C'est une histoire d'un autre temps qui, d'une certaine manière, nous parle d'aujourd'hui. En replongeant dans ses années de militantisme du début des années 90, pendant la crise du sida, Robin Campillo propose un portrait aussi émouvant que saisissant, qui interpelle du même coup le spectateur sur les vertus de l'action sociale.

Le tour de force du cinéaste, qui, après Les revenants (2004) et Eastern Boys (2013), nous offre ici son troisième long métrage, réside dans cette capacité à faire basculer son récit du social à l'intime, sans jamais perdre de vue sa vision d'ensemble ni céder à la tentation de verser dans le sentimentalisme, bien que ce film, tel qu'en lui-même, soit totalement bouleversant.

Campillo nous fait entrer dans son histoire comme si nous assistions pour la première fois à la réunion hebdomadaire du mouvement Act Up-Paris, formé d'un groupe de militants résolu à «défendre les droits de toutes les personnes touchées par le sida». À une époque où la maladie fauche des vies dans la quasi-indifférence des instances politiques et pharmaceutiques, Act Up mise sur des actions spectaculaires pour faire entendre son cri, dans l'espoir, surtout, d'attirer l'attention des médias.

Des accents de vérité

En plus d'évoquer la teneur de la discussion, au cours de laquelle plusieurs désaccords se font aussi entendre, cette réunion permet de déjà repérer ceux qui deviendront les protagonistes de cette histoire inspirée directement par le parcours du cinéaste.

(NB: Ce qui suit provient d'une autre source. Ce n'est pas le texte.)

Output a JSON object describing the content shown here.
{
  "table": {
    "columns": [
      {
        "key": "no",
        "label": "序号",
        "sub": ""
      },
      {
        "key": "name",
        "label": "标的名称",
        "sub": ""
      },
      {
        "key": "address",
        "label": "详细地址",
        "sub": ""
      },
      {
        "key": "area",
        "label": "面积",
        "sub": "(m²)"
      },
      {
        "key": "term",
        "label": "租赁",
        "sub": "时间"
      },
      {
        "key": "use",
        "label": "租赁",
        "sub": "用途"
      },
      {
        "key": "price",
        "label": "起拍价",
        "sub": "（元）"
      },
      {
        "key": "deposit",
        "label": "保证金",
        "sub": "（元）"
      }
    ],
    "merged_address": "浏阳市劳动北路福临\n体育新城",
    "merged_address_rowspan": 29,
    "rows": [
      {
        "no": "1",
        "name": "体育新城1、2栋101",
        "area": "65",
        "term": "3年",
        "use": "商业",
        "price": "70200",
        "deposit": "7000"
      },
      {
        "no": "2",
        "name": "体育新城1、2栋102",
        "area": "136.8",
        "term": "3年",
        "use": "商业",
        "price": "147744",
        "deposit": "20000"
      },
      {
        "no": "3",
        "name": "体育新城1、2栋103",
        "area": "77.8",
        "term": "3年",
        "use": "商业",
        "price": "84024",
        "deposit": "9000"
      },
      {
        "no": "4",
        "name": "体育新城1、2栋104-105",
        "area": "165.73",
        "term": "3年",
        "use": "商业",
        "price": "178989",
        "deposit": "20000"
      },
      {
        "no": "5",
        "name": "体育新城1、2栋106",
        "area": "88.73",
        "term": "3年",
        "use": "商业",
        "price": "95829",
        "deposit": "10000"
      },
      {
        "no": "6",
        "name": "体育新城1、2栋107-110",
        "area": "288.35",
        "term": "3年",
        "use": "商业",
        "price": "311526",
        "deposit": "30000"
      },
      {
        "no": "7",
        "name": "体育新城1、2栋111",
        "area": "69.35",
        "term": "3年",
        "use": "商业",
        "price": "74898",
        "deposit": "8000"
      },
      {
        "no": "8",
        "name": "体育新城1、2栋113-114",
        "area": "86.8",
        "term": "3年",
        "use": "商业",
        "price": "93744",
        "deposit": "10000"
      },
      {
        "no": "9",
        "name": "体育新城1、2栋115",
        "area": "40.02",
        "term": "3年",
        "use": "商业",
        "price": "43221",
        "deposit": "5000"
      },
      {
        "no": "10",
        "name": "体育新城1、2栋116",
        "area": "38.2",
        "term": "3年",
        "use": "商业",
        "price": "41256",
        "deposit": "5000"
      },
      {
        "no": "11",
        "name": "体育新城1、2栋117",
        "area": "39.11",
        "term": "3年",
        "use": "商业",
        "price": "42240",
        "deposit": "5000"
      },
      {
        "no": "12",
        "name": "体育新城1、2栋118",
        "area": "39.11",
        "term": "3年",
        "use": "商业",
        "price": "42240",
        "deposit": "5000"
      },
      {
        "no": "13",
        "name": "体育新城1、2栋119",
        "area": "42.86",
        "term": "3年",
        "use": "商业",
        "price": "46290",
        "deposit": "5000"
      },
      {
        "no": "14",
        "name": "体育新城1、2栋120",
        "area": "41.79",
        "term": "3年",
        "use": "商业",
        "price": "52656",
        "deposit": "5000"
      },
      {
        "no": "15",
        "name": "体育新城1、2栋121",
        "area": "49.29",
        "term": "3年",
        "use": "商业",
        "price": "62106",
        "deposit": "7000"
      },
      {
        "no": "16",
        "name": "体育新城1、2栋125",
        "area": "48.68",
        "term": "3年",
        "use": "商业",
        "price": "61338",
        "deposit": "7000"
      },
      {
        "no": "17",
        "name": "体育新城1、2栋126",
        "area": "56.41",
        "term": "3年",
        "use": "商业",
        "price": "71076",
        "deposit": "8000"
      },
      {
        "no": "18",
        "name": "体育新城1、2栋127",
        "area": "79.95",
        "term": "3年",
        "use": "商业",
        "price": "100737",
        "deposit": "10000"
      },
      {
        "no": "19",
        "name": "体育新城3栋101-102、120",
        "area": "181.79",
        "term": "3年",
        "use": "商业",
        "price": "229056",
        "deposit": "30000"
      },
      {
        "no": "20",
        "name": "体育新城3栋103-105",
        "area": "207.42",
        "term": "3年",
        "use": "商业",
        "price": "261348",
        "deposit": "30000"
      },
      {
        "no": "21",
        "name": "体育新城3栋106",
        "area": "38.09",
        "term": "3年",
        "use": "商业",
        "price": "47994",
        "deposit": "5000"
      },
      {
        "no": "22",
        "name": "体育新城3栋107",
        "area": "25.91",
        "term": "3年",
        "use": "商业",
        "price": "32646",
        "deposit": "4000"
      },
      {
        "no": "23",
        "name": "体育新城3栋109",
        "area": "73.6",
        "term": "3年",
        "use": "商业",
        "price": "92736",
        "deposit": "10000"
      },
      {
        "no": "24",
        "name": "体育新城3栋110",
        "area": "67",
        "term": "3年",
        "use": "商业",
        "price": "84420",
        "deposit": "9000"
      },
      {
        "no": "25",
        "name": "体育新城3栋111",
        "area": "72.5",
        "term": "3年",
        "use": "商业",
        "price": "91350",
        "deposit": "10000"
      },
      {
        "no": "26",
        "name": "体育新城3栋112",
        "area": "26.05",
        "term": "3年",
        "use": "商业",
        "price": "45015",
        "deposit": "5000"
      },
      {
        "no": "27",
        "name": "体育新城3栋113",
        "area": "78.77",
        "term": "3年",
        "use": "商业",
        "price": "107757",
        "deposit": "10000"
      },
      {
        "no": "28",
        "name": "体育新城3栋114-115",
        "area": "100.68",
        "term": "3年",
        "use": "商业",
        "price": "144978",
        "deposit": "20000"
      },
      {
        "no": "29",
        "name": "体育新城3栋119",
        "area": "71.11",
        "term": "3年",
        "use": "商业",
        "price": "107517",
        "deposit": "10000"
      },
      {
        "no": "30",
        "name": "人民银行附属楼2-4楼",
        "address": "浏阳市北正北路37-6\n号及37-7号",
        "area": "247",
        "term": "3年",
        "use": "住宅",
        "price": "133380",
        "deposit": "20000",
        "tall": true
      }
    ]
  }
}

Sean (formidable Nahuel Pérez Biscayart) est un jeune séropositif révolté dont Nathan (Arnaud Valois), non atteint par la maladie, tombe amoureux. Adèle Haenel incarne une pasionaria très convaincue, mais Campillo tient aussi à faire exister plusieurs personnages périphériques (la mère de Sean, notamment, magnifiquement interprétée par Saadia Bentaïeb), lesquels donnent à cette histoire de véritables accents de vérité.

Au-delà du rappel historique, qui indique à quel point le monde a changé depuis 25 ans, ne serait-ce que sur le plan de la communication, Robin Campillo parvient aussi à capter de façon remarquable l'état d'esprit d'un temps où, à cause de l'apparition d'une maladie en forme de condamnation à mort, l'apprentissage de la sexualité s'est fait dans un contexte inédit. 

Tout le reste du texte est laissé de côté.